Du côté des gros ULM, Flylight est importateur des SkyRanger et Nynja BestOff et de Air Création pour la Grande-Bretagne. Pour les productions BestOff, ils sont également fortement impliqués dans la conception, puisque, dans le cadre de la certification Britannique, ils mettent au point les évolutions, qui pour beaucoup sont ensuite reprises sur la série pour le monde entier, comme par exemple les dispositifs qui permettent d’optimiser la sortie de vrille. Les SkyRanger sont presque tous pliables ici et volent très bien avec un HKS, pendant que chez nous le 912 de 80 cv paraît léger à certains. Il faut croire que la puissance embarquée est inversement proportionnelle aux talents du pilote…
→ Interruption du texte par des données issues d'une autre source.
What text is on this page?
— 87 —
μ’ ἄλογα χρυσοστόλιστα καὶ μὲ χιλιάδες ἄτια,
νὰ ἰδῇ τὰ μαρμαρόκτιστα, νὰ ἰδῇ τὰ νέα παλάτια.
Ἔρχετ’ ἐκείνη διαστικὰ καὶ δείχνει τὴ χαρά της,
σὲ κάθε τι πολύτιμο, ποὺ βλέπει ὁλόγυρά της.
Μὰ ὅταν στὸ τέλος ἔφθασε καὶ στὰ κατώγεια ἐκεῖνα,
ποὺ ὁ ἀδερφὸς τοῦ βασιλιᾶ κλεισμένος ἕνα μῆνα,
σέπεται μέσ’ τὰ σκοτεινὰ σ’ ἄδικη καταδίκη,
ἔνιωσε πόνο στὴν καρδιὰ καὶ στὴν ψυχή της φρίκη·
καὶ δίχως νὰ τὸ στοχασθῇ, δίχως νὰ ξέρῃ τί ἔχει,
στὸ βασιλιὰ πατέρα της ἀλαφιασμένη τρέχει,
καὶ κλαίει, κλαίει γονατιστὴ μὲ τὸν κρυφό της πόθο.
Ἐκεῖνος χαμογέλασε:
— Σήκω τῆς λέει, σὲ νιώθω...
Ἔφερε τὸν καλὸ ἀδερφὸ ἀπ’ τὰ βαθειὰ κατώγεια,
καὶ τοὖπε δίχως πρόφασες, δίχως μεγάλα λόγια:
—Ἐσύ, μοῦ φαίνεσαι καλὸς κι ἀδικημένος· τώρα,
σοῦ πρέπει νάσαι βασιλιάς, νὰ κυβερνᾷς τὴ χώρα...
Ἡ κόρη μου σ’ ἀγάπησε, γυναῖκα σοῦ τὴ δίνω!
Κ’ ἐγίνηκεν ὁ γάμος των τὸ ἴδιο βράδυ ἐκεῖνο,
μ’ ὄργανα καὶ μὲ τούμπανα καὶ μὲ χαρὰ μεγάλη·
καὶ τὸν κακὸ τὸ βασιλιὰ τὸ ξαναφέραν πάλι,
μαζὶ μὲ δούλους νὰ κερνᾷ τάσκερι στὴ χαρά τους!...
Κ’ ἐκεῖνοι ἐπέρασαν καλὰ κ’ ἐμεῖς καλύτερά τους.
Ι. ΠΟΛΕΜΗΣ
Les dispositions réglementaires étant ici ce qu’elles sont, les machines importées ne peuvent être vendues qu’en kit et utilisées exclusivement à des fins de vols de loisirs non rémunérés. La seule alternative pour le distributeur est de se plier aux très lourdes exigences administratives et de devenir lui-même officiellement constructeur des ULM qu’il importe, ce qui l’autorise à les utiliser dans le même cadre que les machines construites sur place. Il en résulte que ce qui est censé au départ protéger la production nationale ne s’avère pas très efficace : l’absence de véritable concurrence ne force pas les constructeurs à se plier aux exigences d’une clientèle de moins en moins avertie. Résultat des courses, le marché s’essouffle. Flylight, avec le Dragonfly et dérivés, est désormais le premier constructeur Britannique d’ULM, avec une production établie à environ 25 unités par an, dans un atelier de moins de 100 m2… production essentiellement destinée à l’export. A noter que les pendulaires Air Création sont propulsés par des hélices Kiev Prop, dont Paul affirme qu’elles poussent plus, ont un meilleur rendement et font moins de bruit que les Arplast d’origine !

On observera également que le Team Eurostar exploité en école ne comporte ni peinture ni option. Seule façon de rester (limite) dans les clous !

 

Autrement

 

L’aérodrome de Sywell, c’est aussi une activité incroyable en pleine semaine hors congés, une grosse école hélico qui exploite entre autres un R66 alors qu’en France le premier exemplaire vient à peine d’être livré, la patrouille de voltige 2Excel dont on ne sait plus trop si le regard est attiré par les avions ou les hôtesses, des écoles avion, un hôtel restaurant, des avions de collection, des constructeurs amateurs, à quelques encablures d’une ribambelle de musée aéronautiques, dont bien sûr celui de Duxford ! Finalement, la qualité de la bouffe et des autoroutes s’oublie vite, chez les aviateurs Grands-Bretons.